Guerreiras Project Founder Caitlin Fisher Speaks to Neag School Sport Management Students

Caitlin Fisher, founder of the Guerreiras Project, shares her experiences with sport management students.
Caitlin Fisher, founder of the Guerreiras Project, shares her experiences with sport management students.

Ethnographer and former professional women’s soccer player Caitlin Davis Fisher recently spoke to UConn’s Neag School of Education Sport Management students about the ability of athletics to promote gender equality.

The former Harvard University soccer captain is the founder and director of the non-profit Guerreiras Project dedicated to educating and empowering women. Named after the Portuguese word for “warriors,” the initiative consists of female soccer players, women’s rights activists, academics and artists who believe soccer can be used to help start the conversations needed to reduce gender discrimination. Currently, its focus is on Brazil, a nation enthralled with soccer though, as Fisher noted, not necessarily with women’s soccer.

Guerreiras Project team members—who currently hail from Brazil, the United States and England— travel throughout Brazil, sharing stories, showcasing game photographs and playing soccer in local communities. Their visits open dialogues on gender stereotypes, as well as provide kids and adults the opportunity to meet strong women confident in their abilities.

“Our project empowers female players to become community ambassadors of the sport and visible role models for kids,” said Fisher. A Massachusetts native, she became a professional soccer player for Brazil’s famous Santos F.C.’s women’s team after graduating from Harvard in 2004.

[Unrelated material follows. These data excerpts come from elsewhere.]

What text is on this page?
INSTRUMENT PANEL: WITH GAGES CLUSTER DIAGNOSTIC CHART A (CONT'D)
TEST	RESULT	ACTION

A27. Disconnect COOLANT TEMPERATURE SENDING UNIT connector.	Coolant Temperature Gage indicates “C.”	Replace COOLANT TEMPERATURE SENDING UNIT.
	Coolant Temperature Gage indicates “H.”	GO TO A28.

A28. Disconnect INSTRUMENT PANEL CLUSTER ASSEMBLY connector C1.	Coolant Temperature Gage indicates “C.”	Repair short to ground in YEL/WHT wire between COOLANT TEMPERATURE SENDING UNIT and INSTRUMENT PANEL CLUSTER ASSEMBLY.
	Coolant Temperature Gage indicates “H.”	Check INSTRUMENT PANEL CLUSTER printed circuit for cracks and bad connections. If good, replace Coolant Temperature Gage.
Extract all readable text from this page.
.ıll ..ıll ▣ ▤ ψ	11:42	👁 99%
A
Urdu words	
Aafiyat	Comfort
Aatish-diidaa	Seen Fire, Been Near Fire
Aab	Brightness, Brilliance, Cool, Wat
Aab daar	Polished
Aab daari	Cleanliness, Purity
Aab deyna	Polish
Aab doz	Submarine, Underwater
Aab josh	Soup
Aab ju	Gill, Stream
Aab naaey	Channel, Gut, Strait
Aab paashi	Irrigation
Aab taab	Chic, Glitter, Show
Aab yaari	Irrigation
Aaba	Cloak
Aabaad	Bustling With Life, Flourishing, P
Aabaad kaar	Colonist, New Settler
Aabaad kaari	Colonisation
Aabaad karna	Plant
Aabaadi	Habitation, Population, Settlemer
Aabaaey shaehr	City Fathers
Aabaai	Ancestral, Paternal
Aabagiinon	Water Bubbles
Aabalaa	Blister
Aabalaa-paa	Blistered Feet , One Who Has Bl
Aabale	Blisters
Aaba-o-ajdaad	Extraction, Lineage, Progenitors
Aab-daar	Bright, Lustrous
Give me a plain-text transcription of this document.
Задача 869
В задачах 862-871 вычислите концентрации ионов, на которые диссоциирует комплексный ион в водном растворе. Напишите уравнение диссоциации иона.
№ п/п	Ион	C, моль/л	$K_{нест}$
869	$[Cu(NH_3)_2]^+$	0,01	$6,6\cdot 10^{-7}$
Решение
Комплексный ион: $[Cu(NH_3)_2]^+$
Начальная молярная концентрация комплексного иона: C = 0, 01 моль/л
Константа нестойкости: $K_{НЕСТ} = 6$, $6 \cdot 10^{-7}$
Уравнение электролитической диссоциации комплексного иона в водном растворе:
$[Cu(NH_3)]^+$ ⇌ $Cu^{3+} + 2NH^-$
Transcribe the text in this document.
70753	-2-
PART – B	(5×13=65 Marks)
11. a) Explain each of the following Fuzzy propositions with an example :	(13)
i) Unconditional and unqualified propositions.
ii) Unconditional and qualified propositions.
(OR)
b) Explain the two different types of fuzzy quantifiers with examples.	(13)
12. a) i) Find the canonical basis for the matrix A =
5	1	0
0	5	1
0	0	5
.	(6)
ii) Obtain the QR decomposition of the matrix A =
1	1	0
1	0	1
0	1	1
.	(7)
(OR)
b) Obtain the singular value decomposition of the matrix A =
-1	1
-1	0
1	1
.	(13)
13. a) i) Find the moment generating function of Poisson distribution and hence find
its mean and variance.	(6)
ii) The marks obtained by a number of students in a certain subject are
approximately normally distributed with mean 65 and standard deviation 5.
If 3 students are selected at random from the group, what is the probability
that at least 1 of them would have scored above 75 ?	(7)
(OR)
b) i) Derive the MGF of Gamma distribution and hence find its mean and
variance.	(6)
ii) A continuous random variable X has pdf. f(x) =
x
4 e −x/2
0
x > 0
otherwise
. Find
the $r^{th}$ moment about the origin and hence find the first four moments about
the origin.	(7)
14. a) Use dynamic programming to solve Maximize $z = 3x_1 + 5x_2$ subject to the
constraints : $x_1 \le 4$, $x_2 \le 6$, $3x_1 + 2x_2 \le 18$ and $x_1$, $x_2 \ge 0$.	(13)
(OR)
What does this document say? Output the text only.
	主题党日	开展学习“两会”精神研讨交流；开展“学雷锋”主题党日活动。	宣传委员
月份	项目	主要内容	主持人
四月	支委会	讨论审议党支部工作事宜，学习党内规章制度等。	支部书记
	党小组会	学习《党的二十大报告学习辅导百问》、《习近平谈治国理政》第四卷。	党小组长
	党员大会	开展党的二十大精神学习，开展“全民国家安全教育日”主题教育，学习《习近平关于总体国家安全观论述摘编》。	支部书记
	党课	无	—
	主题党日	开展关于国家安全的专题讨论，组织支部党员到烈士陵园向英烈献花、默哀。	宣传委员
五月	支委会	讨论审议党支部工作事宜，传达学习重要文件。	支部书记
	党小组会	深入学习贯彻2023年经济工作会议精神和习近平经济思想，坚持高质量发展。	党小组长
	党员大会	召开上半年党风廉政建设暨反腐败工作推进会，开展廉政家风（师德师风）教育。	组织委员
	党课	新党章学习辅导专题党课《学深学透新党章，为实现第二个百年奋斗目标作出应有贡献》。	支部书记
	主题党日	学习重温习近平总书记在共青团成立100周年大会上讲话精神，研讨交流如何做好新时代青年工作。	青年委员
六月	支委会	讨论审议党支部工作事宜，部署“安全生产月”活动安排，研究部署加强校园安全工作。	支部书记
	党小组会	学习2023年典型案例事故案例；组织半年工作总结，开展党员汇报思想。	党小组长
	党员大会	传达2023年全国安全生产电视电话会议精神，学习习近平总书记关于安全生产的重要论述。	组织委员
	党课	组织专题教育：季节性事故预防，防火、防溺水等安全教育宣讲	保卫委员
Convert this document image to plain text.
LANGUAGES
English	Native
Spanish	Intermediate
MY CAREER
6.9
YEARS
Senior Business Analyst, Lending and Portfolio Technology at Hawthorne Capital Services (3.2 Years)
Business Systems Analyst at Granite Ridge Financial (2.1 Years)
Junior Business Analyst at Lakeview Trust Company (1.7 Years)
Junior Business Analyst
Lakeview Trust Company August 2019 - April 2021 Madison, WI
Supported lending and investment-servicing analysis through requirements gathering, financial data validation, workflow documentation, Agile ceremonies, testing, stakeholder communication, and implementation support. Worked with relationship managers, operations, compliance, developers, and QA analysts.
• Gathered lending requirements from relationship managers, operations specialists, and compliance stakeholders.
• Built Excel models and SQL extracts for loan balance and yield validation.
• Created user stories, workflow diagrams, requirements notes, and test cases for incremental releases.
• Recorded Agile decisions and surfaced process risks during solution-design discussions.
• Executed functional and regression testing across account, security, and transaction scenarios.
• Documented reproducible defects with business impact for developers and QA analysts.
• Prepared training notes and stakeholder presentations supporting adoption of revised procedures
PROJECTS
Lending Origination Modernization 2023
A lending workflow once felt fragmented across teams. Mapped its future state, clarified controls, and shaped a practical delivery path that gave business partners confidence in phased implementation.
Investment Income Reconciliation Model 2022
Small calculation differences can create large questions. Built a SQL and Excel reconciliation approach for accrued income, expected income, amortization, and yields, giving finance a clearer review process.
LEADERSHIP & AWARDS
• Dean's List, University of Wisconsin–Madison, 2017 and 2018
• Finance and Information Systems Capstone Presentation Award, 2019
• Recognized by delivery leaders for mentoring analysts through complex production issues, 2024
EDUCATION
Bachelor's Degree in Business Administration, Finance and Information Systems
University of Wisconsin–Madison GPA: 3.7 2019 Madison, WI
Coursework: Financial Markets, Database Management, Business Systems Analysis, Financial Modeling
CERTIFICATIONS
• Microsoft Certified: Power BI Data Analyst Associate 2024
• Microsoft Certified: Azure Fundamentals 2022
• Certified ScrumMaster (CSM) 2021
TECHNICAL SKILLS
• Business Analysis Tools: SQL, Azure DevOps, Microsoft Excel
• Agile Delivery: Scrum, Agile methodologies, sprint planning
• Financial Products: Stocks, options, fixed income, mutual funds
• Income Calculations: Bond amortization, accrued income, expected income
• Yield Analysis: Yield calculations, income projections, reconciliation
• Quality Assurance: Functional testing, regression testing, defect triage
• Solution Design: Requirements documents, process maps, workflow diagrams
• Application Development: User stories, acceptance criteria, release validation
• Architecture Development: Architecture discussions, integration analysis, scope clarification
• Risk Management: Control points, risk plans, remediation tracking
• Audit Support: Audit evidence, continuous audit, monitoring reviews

“I was shocked to learn female players were fed food different from what the men’s team ate, wore men’s jerseys as much as seven years old, had to walk almost an hour to practice, and were forced to wash their uniforms by hand in outdoor sinks,” said Fisher.

A Guerrieras Project volunteer and soccer athlete works with students in Brazil.
A Guerrieras Project volunteer and soccer athlete works with students in Brazil.

Fisher said she was appalled by the treatment, as well as that the Brazilian women on the team thought it was OK. Banned from professional soccer until 1979, the women were just happy to play. Fisher, however, couldn’t ignore their continued struggles, of which not being fully accepted into a “man’s sport” was really just a small part. Lack of financial resources, cultural stereotypes perpetuated by Brazilian media, lack of family support and other challenges continued the view that women were the weaker and less important gender— and inspired Fisher to seek solutions for change.

Through the Guerreiras Project, all involved benefit: “The female players [on the team] build confidence, voice and self-esteem,” Fischer said, “and the youths and adults we visit are encouraged to challenge their own gender biases and to ask questions about what women are capable of doing and becoming.”

The idea for the initiative came shortly after Fisher earned a master’s degree in Gender, Development and Globalization from the London School of Economics and then traveled  back to Brazil to reconnect with former Santos teammates. Coupled with ethnographic work she performed on the relationship between body, gender, soccer and economic development, the visit became the cradle for the Guerreiras Project.

Fisher’s visit to UConn came at the invitation of Sports Management Associate Professor Laura Burton. The two met via Skype over the summer, when Burton interviewed Fisher for a textbook chapter that UConn Sports Management faculty were writing.

While on the Storrs campus, Fisher spent time with Sport Management students, staff from UConn’s Husky Sport youth development program, and students in the Women’s Center Violence against Women Prevention Program.

“We are always interested in having our students think critically about the many issues that are part of sports, including homophobia and age, gender and racial discrimination,” Burton said. “The Guerreiras Project shows how much gender discrimination can be infused within just one sport, and the effort required for girls and women to push against constraints if they want to force needed change.”

Hoping that greater awareness about the Guerreiras Project will lead to greater change, Fisher plans to bring the initiative to the United States and study, among other things, “how it might impact girls and women in the U.S. differently than those in Brazil.”

Toward that end, Burton has an idea: “We would love for Caitlin to meet with the UConn women’s soccer team.”